I know that we are not to judge a servant of the Lord, so I am offering this as simply my opinion. I have never been a fan either. I don’t like the mannerisms. I watched the telecast very haphazardly. It’s strictly entertainment. When I saw the shift beginning was when the son stopped wearing the holy “Robe” and stopped talking like a clone of his father. When all the phraseology stopped, the tone of his voice and the ‘pausing and dramatics’ stopped. He just began to actually speak to the congregation as a pastor might. The grandson also spoke a time of two and I was even moe impressed when he actually gave a full meaningful message that left my heart where it should be, focused on the Lord.
In closing, it’s sadder still that with the world faltering right now, the church should be the truest most trustworthy place we know to go to. I have a feeling that it was also $$$ that had some influence in the moving out of the son. Probably some leading individuals had friends in for the weekend and wanted to take them to see the “ICON” the Crystal Cathedral and were disappointed when it turned out that all they were doing was having church. We need to keep praying for this land.

Storyweaver

David A. Todd said...

Storyweaver:

I feel that the son, Robert A. Schuller, was making small changes in the direction of the local church and the television ministry that were in the right direction. The amazing thing was how small the changes were. These were not radical changes, rather sprinkling a little bit of gospel in with the possibility thinking.

Robert H. Schuller, the dad, should have retired and left the ministry to his son. His vision for the church he started may have been the right one at the time he started it. But times change, cultures change, and people change. The church--any church--has to adapt to the times and culter to effectively win the lost for the kingdom of God. The elder Schuller doesn't seem to understand how change is needed.

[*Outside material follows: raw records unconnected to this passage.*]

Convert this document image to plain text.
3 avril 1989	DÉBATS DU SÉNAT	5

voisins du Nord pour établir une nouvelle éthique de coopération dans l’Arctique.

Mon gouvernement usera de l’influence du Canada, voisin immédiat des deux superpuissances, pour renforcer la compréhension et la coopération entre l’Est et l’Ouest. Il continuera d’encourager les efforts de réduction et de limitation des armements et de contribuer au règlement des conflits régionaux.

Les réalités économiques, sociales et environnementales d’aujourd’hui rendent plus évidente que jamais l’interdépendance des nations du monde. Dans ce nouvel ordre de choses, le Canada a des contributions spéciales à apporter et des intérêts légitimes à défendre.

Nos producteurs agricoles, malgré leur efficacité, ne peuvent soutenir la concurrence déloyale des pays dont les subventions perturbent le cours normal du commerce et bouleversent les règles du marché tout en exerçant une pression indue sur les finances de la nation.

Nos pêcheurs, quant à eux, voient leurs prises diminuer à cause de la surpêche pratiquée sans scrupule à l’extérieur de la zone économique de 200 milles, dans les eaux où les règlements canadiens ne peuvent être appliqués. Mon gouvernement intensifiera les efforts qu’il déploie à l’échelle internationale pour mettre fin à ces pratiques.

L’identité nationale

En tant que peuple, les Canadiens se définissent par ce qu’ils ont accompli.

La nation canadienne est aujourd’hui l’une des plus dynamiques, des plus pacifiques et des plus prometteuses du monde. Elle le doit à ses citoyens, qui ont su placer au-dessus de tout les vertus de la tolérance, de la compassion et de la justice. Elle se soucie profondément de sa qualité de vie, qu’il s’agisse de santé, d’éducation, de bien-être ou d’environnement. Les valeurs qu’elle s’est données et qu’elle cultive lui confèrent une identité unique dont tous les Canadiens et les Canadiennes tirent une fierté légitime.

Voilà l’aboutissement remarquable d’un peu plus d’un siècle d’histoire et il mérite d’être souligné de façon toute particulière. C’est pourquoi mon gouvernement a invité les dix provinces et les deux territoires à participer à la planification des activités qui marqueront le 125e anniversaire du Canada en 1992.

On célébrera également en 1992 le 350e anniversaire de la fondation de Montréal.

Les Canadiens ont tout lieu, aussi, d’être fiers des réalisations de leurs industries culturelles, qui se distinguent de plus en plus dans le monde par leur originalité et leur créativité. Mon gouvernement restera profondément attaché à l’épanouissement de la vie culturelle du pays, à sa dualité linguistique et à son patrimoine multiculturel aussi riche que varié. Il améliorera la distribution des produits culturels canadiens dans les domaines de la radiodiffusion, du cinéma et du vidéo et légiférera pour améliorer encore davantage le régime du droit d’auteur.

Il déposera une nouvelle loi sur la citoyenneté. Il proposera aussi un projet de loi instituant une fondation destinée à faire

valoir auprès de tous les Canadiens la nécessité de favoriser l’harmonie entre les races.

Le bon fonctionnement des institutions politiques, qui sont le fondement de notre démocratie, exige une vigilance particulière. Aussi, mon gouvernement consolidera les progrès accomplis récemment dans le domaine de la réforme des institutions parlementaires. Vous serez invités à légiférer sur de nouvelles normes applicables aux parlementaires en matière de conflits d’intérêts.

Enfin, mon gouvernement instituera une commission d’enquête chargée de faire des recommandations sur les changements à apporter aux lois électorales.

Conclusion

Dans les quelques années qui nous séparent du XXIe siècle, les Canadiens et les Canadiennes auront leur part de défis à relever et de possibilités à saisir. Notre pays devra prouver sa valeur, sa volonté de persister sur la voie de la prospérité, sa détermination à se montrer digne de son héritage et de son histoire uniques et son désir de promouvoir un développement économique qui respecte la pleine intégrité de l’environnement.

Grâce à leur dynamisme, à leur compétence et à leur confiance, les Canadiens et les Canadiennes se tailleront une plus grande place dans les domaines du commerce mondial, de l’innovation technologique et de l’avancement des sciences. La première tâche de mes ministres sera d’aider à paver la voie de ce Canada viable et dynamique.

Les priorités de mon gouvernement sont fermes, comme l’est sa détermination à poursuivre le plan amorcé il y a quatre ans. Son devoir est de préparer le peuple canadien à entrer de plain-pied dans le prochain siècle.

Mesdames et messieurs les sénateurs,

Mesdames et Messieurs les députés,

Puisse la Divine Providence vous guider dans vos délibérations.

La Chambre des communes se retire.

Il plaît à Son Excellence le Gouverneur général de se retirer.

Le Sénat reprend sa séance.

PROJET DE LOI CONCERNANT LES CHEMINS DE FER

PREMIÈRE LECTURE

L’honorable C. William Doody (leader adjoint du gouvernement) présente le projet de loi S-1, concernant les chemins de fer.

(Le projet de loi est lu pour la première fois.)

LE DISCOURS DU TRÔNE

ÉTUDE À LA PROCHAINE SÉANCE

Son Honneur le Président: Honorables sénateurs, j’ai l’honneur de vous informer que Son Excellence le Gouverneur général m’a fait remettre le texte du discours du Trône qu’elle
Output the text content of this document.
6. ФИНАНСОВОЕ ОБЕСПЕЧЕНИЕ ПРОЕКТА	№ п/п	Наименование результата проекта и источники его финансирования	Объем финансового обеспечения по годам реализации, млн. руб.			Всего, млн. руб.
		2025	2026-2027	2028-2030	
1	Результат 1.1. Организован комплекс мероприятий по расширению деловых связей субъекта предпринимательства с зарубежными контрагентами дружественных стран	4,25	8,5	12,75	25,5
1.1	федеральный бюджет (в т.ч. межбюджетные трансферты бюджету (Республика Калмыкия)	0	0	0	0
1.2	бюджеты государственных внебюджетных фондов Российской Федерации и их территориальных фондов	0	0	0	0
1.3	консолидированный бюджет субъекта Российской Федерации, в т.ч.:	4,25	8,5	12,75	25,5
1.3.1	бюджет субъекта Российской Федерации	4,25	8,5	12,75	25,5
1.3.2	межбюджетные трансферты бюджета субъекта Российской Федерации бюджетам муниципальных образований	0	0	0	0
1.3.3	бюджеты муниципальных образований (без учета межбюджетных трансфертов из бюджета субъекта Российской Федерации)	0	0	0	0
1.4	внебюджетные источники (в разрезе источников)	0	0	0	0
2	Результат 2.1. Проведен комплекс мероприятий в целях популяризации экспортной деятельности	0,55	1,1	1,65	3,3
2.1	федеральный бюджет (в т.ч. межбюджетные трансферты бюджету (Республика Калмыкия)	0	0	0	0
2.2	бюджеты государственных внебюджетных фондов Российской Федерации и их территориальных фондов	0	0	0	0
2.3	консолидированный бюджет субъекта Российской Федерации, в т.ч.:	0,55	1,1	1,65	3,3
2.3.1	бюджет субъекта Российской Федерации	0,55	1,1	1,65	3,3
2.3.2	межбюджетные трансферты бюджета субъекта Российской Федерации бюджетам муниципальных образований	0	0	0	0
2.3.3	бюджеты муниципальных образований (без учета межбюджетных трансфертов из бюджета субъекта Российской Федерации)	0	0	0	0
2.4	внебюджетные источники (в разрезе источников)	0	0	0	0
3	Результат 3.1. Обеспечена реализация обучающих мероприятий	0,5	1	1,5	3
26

Thanks for commenting. We do indeed need to keep praying for this land.

Dave

Mark Hollingsworth said...

It's amazing how the church can sometimes act like the world. That's not good at all, is it? I think you are right that it was time for change and Robert A was headed in that direction for the good. When my dad retired and the church called me he resigned and left the church so the people wouldn't look to him instead of me for leaderhip.
Thanks for your post. It was informative and a good exhortation to us all (including preachers and leaders) to follow the Lord and not just a man.
Thanks again,
Mark

David A. Todd said...

Mark:

Thanks for stopping by, reading, and commenting.